石柱や、石の壁、神の怒りに反応し砂塵が舞う。
乾いた音が向かう先には、人であって人ならざる者。
―――ヒト神
己が欲のために神を殺し喰らったヒト。
次々と鳴り止む事のない音に合わせて、一人の男がステップを踏むように動く。
「05...04...03...02...01.....」
静かに囁かれるカウントダウン。
男はニッと笑って血のついた口許を拭った。
そして、静かに言う。
「Are You Ready...?」
堕ちる覚悟は出来てるか?
その直後、ヒト神が弾けたように中心で何かが爆発した。
後には、暖かい雨が降る。
暖かい・・・真っ赤な血の雨が降る。
「っふぅ・・・・・・」
男は真っ赤な血を浴びながら、汗と血で鬱陶しく纏わり付く前髪を後ろへと撫で付けた。薄い唇にタバコをくわえる。
ジッポーを開けると、青々と火が灯った。
「ったく、毎度毎度しぶといな。コイツらも。」
「まだ、本物の神よりマシでしょうが。班長。」
「まぁ、な・・・。」
奥から出て来たのは黒髪に蒼い瞳をした詰め襟の少年だった。
「つーかさ、ソラちゃん。その、班長って呼ぶの止めようっつってんじゃん。刻史さんだって。」
「嫌。」
「じゃ、班長命令で」
「だが断る。」
言うと、男――刻史は不満げな顔をして溜息をついた。
少年は救急セットを開けて刻史に一応の処置を施していく。
「かわいくねーなぁ。俺の班員さんは。」
「何か?」
「べーつにぃ?痛っ!!もっと優しくしろよ!!!」
「俺はかわいくないですからね。我慢してくださいよ。」
(チッ・・・。聞こえてんじゃねーかよ。)
その後も、刻史が痛い痛いと言うのも構わず、消毒をたっぷりと含んだ脱脂綿を押し当ててしていく。

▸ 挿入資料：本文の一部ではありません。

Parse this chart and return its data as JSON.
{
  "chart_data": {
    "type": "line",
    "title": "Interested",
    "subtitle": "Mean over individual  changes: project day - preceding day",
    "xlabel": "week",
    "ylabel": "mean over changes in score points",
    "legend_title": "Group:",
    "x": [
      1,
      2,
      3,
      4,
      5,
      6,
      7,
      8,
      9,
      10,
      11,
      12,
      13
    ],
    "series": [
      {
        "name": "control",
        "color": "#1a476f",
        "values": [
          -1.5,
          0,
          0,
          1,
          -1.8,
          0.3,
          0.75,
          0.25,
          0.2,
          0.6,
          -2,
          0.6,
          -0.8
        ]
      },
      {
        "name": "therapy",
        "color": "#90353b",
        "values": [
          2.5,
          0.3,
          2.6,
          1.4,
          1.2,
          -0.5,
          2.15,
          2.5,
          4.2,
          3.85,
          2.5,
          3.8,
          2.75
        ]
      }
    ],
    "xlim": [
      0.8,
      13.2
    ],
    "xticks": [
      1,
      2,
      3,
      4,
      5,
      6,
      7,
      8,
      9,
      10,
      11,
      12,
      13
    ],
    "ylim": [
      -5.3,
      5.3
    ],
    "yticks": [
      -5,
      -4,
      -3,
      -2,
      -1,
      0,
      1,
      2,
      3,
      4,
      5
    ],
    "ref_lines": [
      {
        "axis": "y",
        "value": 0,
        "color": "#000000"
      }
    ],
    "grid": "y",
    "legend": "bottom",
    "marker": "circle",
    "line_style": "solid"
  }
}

「わざとだろ・・・!!!絶対にわざと痛くしてるだろ・・・!!!」
「はい。俺は貴方が、嫌いですから。」
天音の瞳には映っていた。肉が刔られ、不気味に変色をした傷痕が。刻史がヒト神の子であるながら、ヒト神に反逆した反逆者である証の『十字の傷痕』が。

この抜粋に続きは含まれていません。